Était-il lié à des réseaux mafieux ?
Logiquement, oui. Mandari, de son vivant, ne s’est jamais caché d’avoir trempé dans des affaires louches. "Oui, disait-il encore à l’auteur de ces lignes il y a 15 mois, j’ai trempé dans des ventes d’armes, dans la fabrication de fausse monnaie, j’ai même détourné l’argent de Hassan II, mais je n’agissais pas que pour mon seul compte". Ce qui est sûr, c’est que Mandari a beaucoup voyagé. Il a fréquenté du beau monde. Tous ceux qui l’ont côtoyé savent que l’individu roulait sur l’or.
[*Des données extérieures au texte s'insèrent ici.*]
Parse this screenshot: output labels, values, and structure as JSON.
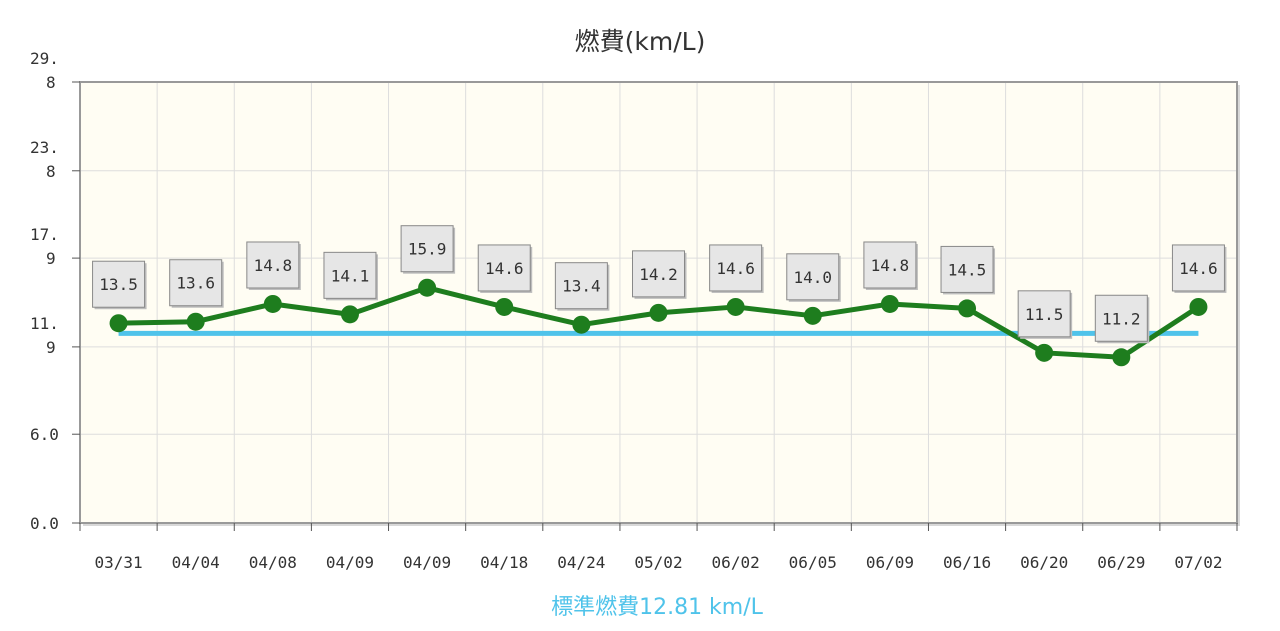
{
  "chart_data": {
    "type": "line",
    "title": "燃費(km/L)",
    "footer_label": "標準燃費12.81 km/L",
    "categories": [
      "03/31",
      "04/04",
      "04/08",
      "04/09",
      "04/09",
      "04/18",
      "04/24",
      "05/02",
      "06/02",
      "06/05",
      "06/09",
      "06/16",
      "06/20",
      "06/29",
      "07/02"
    ],
    "series": [
      {
        "values": [
          13.5,
          13.6,
          14.8,
          14.1,
          15.9,
          14.6,
          13.4,
          14.2,
          14.6,
          14.0,
          14.8,
          14.5,
          11.5,
          11.2,
          14.6
        ],
        "color": "#1e7d1e"
      }
    ],
    "data_labels": [
      "13.5",
      "13.6",
      "14.8",
      "14.1",
      "15.9",
      "14.6",
      "13.4",
      "14.2",
      "14.6",
      "14.0",
      "14.8",
      "14.5",
      "11.5",
      "11.2",
      "14.6"
    ],
    "reference_line": {
      "value": 12.81,
      "color": "#4fc3ea"
    },
    "y_ticks": [
      {
        "value": 0.0,
        "lines": [
          "0.0"
        ]
      },
      {
        "value": 6.0,
        "lines": [
          "6.0"
        ]
      },
      {
        "value": 11.9,
        "lines": [
          "11.",
          "9"
        ]
      },
      {
        "value": 17.9,
        "lines": [
          "17.",
          "9"
        ]
      },
      {
        "value": 23.8,
        "lines": [
          "23.",
          "8"
        ]
      },
      {
        "value": 29.8,
        "lines": [
          "29.",
          "8"
        ]
      }
    ],
    "ylim": [
      0,
      29.8
    ],
    "grid": true,
    "plot_background": "#fffdf3",
    "grid_color": "#dddddd",
    "axis_color": "#999999",
    "text_color": "#333333"
  }
}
Sans oublier qu’il a commencé, et c’est désormais avéré, sa "carrière" dans les rangs de la sécurité royale qui veillait, sous la conduite de Mohamed Médiouri, sur la vie et certaines affaires personnelles de Hassan II. Quand on lui posait la question sur les "mafias" avec lesquelles il aurait été en connection, voire en conflit, Mandari prenait le contre-pied : "Si vous voulez dire que les services de sécurité du monde entier sont des mafias, alors oui, j’ai toujours été en contact avec la mafia". Le profil du personnage et son passé ont à coup sûr intéressé, à un moment ou à un autre, aussi bien les services marocains que français, espagnols, bahreinis, américains (Mandari avait purgé une partie de sa peine, entre 1999 et 2002, aux États-Unis), voire algériens et, plus loin encore, africains, puisque l’individu a déjà effectué des "missions spéciales" dans certains pays "amis".
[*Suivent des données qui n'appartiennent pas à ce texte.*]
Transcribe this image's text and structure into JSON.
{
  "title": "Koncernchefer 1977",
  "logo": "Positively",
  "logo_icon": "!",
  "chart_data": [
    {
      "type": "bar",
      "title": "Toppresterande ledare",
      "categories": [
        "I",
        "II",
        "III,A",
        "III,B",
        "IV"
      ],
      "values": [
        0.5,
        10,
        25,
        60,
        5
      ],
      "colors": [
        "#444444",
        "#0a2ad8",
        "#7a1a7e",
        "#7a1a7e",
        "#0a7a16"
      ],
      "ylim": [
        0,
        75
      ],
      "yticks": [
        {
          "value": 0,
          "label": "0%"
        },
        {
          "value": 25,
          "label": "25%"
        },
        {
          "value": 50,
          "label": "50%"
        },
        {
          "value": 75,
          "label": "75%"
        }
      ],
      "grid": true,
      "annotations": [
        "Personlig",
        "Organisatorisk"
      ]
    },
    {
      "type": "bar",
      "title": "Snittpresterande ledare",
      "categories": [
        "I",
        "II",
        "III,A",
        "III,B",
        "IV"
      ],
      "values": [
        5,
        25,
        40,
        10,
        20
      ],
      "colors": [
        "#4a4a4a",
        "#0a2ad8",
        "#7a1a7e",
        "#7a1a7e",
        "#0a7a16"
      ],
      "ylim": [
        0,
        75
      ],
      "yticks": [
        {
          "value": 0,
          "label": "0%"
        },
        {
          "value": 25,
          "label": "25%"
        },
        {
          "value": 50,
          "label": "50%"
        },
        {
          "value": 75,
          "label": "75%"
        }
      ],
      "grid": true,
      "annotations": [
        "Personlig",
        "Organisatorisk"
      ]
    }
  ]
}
Est-il le fils de Hassan II ?
Rien ne le prouve. Hicham Mandari est officiellement le fils de Mohamed Mandari, un homme d’affaires établi depuis de longues années aux Emirats (où il a séjourné, un moment, en prison), et Shéhérazade Fechtali. Il a grandi, en partie, dans le foyer de Abdelhafid Benhachem, ancien patron de la DGSN, et sous l’aile protectrice de Mohamed Médiouri, qui a longtemps dirigé la sécurité personnelle (protection rapprochée et service de renseignements compris) du roi Hassan II. Plusieurs sources fiables soutiennent que "Mandari avait ses entrées directes au secrétariat particulier de Hassan II". Les mêmes sources soutiennent que "Mandari était effectivement chargé, parfois, de certaines missions à l’étranger, sur instruction de Médiouri, voire de Hassan II en personne". Mais de là à dire qu’il était son fils... En fait, ce n’est que depuis l’été 2003, et sa première mise en liberté, que Mandari disait à qui voulait l’entendre qu’il était le fils de Hassan II : "Je suis le fils du roi et de sa concubine Farida Cherkaoui". Toutes les sources approchées, dont des familiers du Palais, nous assurent du contraire. Les nombreuses concubines de Hassan II n’avaient pas le droit de tomber enceintes. Les rares cas de grossesses accidentelles étaient automatiquement suivis d’avortements. Comment, dans ces conditions, Farida Cherkaoui aurait-elle pu tomber enceinte et le cacher à tout son entourage ?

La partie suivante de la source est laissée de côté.